Less than a month after the publication of this issue of the New Yorker, Martin Luther King, Jr., and Chief Albert Lutuli (a South African activist) issued an appeal for action against apartheid. I wonder how many New Yorker readers knew not only of this appeal, but also about the United Nations resolution—passed less than two weeks before the issue’s publication—to impose sanctions on South Africa in an effort to end apartheid. How many read the essay, saw the ad, knew about the sanctions, but booked anyway a twenty-three-day vacation in South Africa? How many went on these excursions, visiting the mines or watching Bantu dances and ignoring the suffering of Black South Africans who were enduring one of the most oppressive regimes on the planet? How many readers saw that ad and noted the indifference with which it was placed, not to mention the indifference with which it was sold?

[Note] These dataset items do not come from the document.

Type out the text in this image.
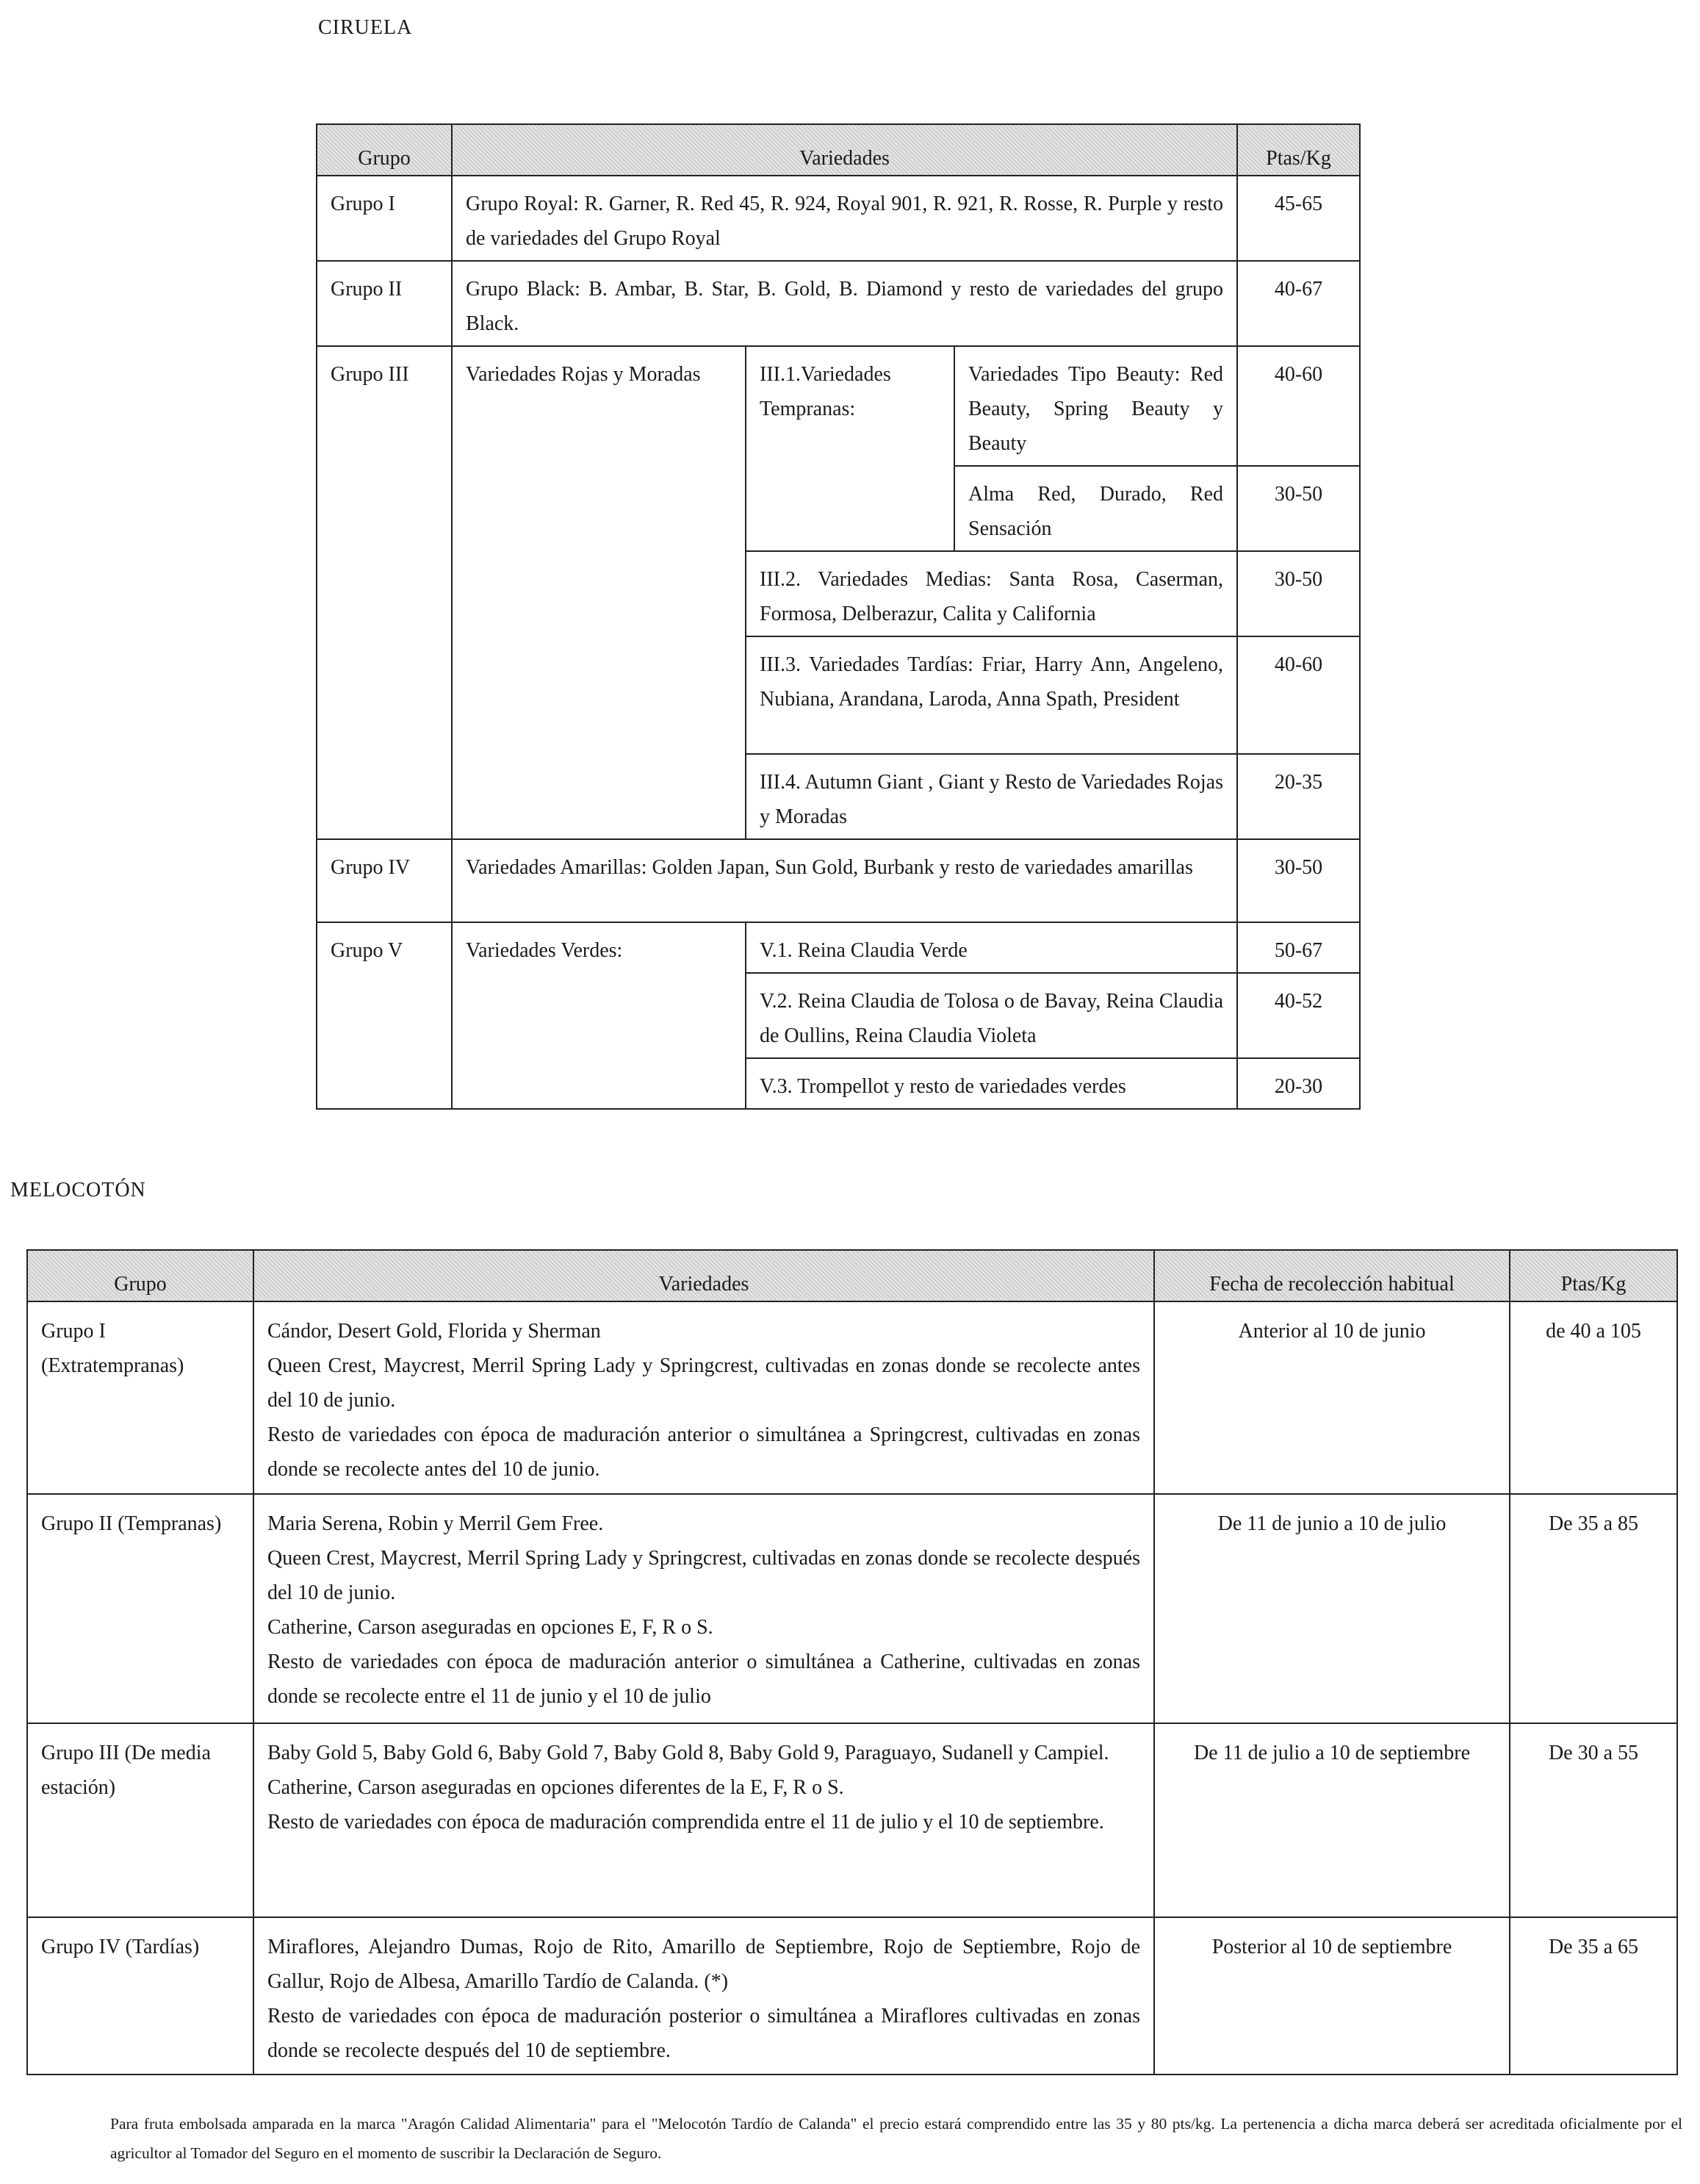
CIRUELA
Grupo	Variedades			Ptas/Kg
Grupo I	Grupo Royal: R. Garner, R. Red 45, R. 924, Royal 901, R. 921, R. Rosse, R. Purple y resto de variedades del Grupo Royal			45-65
Grupo II	Grupo Black: B. Ambar, B. Star, B. Gold, B. Diamond y resto de variedades del grupo Black.			40-67
Grupo III	Variedades Rojas y Moradas	III.1.Variedades Tempranas:	Variedades Tipo Beauty: Red Beauty, Spring Beauty y Beauty	40-60
			Alma Red, Durado, Red Sensación	30-50
		III.2. Variedades Medias: Santa Rosa, Caserman, Formosa, Delberazur, Calita y California		30-50
		III.3. Variedades Tardías: Friar, Harry Ann, Angeleno, Nubiana, Arandana, Laroda, Anna Spath, President		40-60
		III.4. Autumn Giant , Giant y Resto de Variedades Rojas y Moradas		20-35
Grupo IV	Variedades Amarillas: Golden Japan, Sun Gold, Burbank y resto de variedades amarillas			30-50
Grupo V	Variedades Verdes:	V.1. Reina Claudia Verde		50-67
		V.2. Reina Claudia de Tolosa o de Bavay, Reina Claudia de Oullins, Reina Claudia Violeta		40-52
		V.3. Trompellot y resto de variedades verdes		20-30
MELOCOTÓN
Grupo	Variedades	Fecha de recolección habitual	Ptas/Kg
Grupo I (Extratempranas)	Cándor, Desert Gold, Florida y Sherman
Queen Crest, Maycrest, Merril Spring Lady y Springcrest, cultivadas en zonas donde se recolecte antes del 10 de junio.
Resto de variedades con época de maduración anterior o simultánea a Springcrest, cultivadas en zonas donde se recolecte antes del 10 de junio.	Anterior al 10 de junio	de 40 a 105
Grupo II (Tempranas)	Maria Serena, Robin y Merril Gem Free.
Queen Crest, Maycrest, Merril Spring Lady y Springcrest, cultivadas en zonas donde se recolecte después del 10 de junio.
Catherine, Carson aseguradas en opciones E, F, R o S.
Resto de variedades con época de maduración anterior o simultánea a Catherine, cultivadas en zonas donde se recolecte entre el 11 de junio y el 10 de julio	De 11 de junio a 10 de julio	De 35 a 85
Grupo III (De media estación)	Baby Gold 5, Baby Gold 6, Baby Gold 7, Baby Gold 8, Baby Gold 9, Paraguayo, Sudanell y Campiel.
Catherine, Carson aseguradas en opciones diferentes de la E, F, R o S.
Resto de variedades con época de maduración comprendida entre el 11 de julio y el 10 de septiembre.	De 11 de julio a 10 de septiembre	De 30 a 55
Grupo IV (Tardías)	Miraflores, Alejandro Dumas, Rojo de Rito, Amarillo de Septiembre, Rojo de Septiembre, Rojo de Gallur, Rojo de Albesa, Amarillo Tardío de Calanda. (*)
Resto de variedades con época de maduración posterior o simultánea a Miraflores cultivadas en zonas donde se recolecte después del 10 de septiembre.	Posterior al 10 de septiembre	De 35 a 65

Para fruta embolsada amparada en la marca "Aragón Calidad Alimentaria" para el "Melocotón Tardío de Calanda" el precio estará comprendido entre las 35 y 80 pts/kg. La pertenencia a dicha marca deberá ser acreditada oficialmente por el agricultor al Tomador del Seguro en el momento de suscribir la Declaración de Seguro.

I’ll never find answers to those questions, but, to the right of the advertisement, in the column of text belonging to Baldwin’s essay and this passage, I do locate a kind of response to the fact of such an advertisement, almost as if Baldwin were speaking back to it:
“[…] the Negro has been formed by this nation, for better or for worse, and does not belong to any other—not to Africa and certainly not to Islam. The paradox—and a fearful paradox it is—is that the American Negro can have no future anywhere, on any continent, as long as he is unwilling to accept his past. To accept one’s past—one’s history—is not the same thing as drowning in it; it is learning how to use it. An invented past can never be used; it cracks and crumbles under the pressures of life like clay in a season of drought. How can the American Negro’s past be used? The unprecedented price demanded—and at this embattled hour of the world’s history—is the transcendence of the realities of color, of nations, and of altars.”

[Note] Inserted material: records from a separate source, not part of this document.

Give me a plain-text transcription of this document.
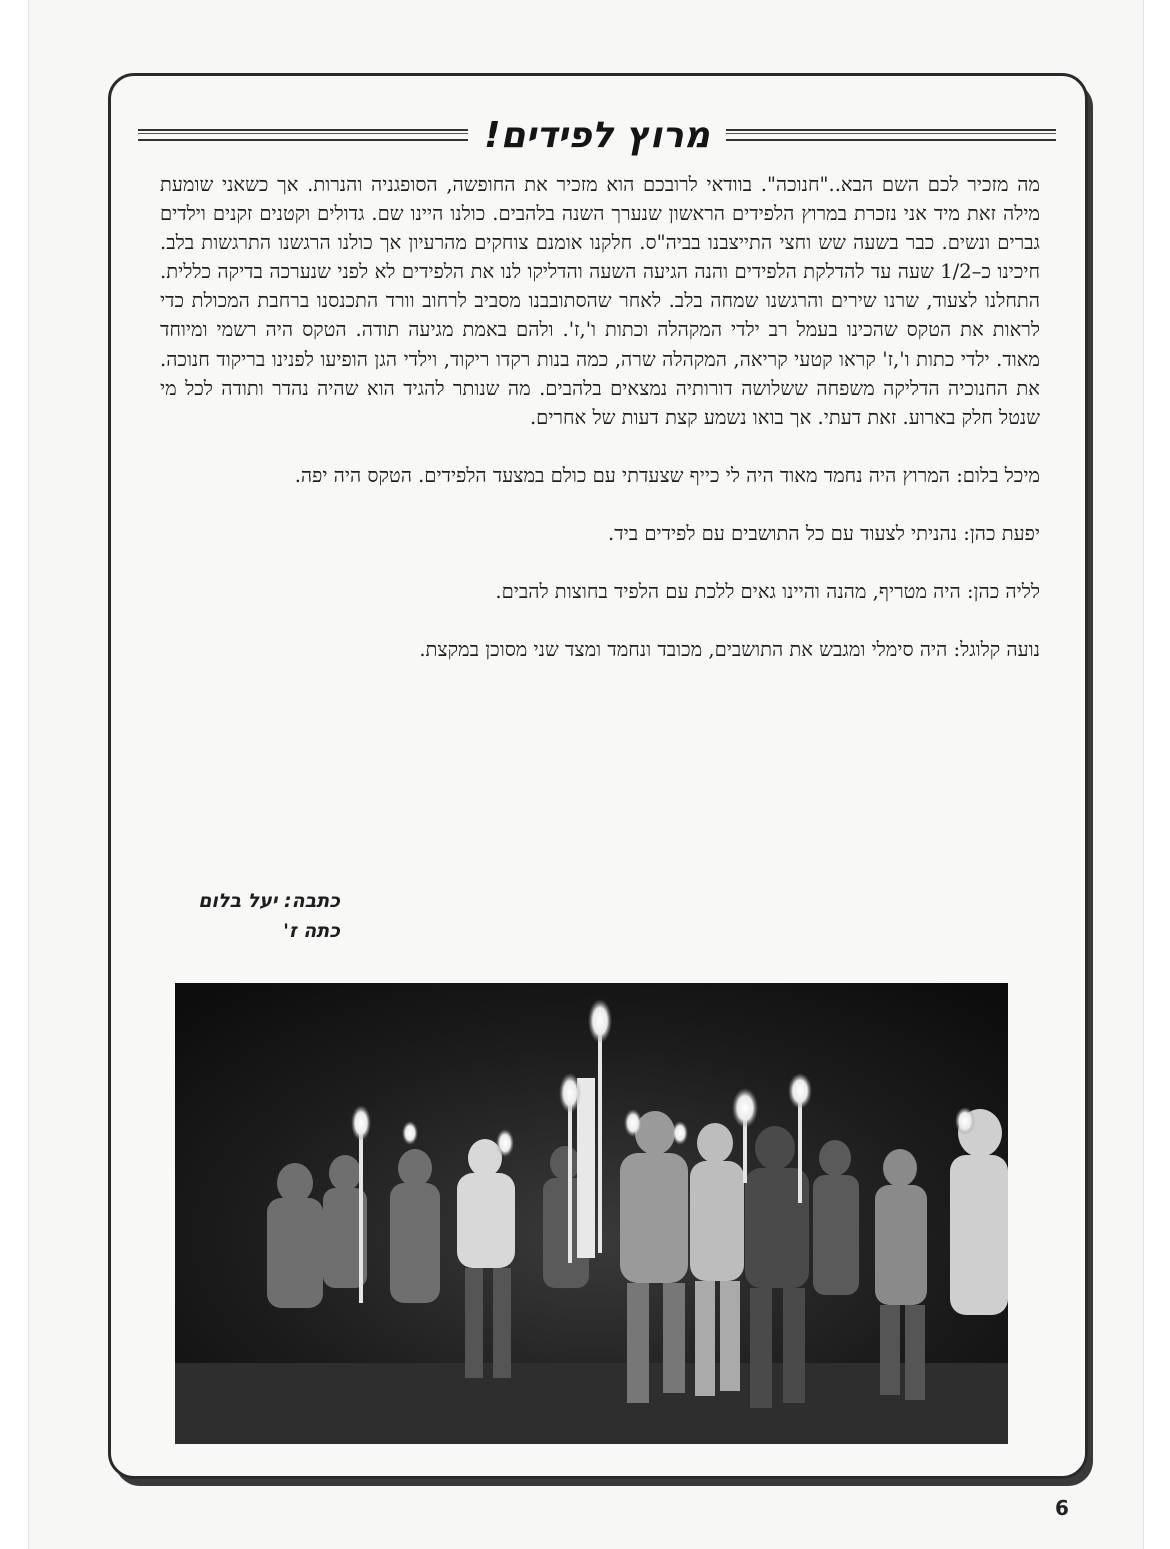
מרוץ לפידים!

מה מזכיר לכם השם הבא.."חנוכה". בוודאי לרובכם הוא מזכיר את החופשה, הסופגניה והנרות. אך כשאני שומעת מילה זאת מיד אני נזכרת במרוץ הלפידים הראשון שנערך השנה בלהבים. כולנו היינו שם. גדולים וקטנים זקנים וילדים גברים ונשים. כבר בשעה שש וחצי התייצבנו בביה"ס. חלקנו אומנם צוחקים מהרעיון אך כולנו הרגשנו התרגשות בלב. חיכינו כ–1/2 שעה עד להדלקת הלפידים והנה הגיעה השעה והדליקו לנו את הלפידים לא לפני שנערכה בדיקה כללית. התחלנו לצעוד, שרנו שירים והרגשנו שמחה בלב. לאחר שהסתובבנו מסביב לרחוב וורד התכנסנו ברחבת המכולת כדי לראות את הטקס שהכינו בעמל רב ילדי המקהלה וכתות ו',ז'. ולהם באמת מגיעה תודה. הטקס היה רשמי ומיוחד מאוד. ילדי כתות ו',ז' קראו קטעי קריאה, המקהלה שרה, כמה בנות רקדו ריקוד, וילדי הגן הופיעו לפנינו בריקוד חנוכה. את החנוכיה הדליקה משפחה ששלושה דורותיה נמצאים בלהבים. מה שנותר להגיד הוא שהיה נהדר ותודה לכל מי שנטל חלק בארוע. זאת דעתי. אך בואו נשמע קצת דעות של אחרים.

מיכל בלום: המרוץ היה נחמד מאוד היה לי כייף שצעדתי עם כולם במצעד הלפידים. הטקס היה יפה.

יפעת כהן: נהניתי לצעוד עם כל התושבים עם לפידים ביד.

לליה כהן: היה מטריף, מהנה והיינו גאים ללכת עם הלפיד בחוצות להבים.

נועה קלוגל: היה סימלי ומגבש את התושבים, מכובד ונחמד ומצד שני מסוכן במקצת.

כתבה: יעל בלום
כתה ז'
6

[1] The essays “Letter from a Region in My Mind” and “A Letter to My Nephew” originally appeared, respectively, in November and December of 1962 in The New Yorker and The Progressive. They were retitled in The Fire Next Time as, respectively, “Down at the Cross” and “My Dungeon Shook.”
[2] The Philadelphia Bulletin was a daily evening newspaper, in circulation between 1847-1982. The Business Week debuted in September 1929, weeks before the crash of the U.S. stock exchange. Its name was later changed to BusinessWeek. In late 2009, Bloomberg L.P. bought the magazine and changed its name to Bloomberg Businessweek.
Excellent reminder of Baldwin's insight and prescience.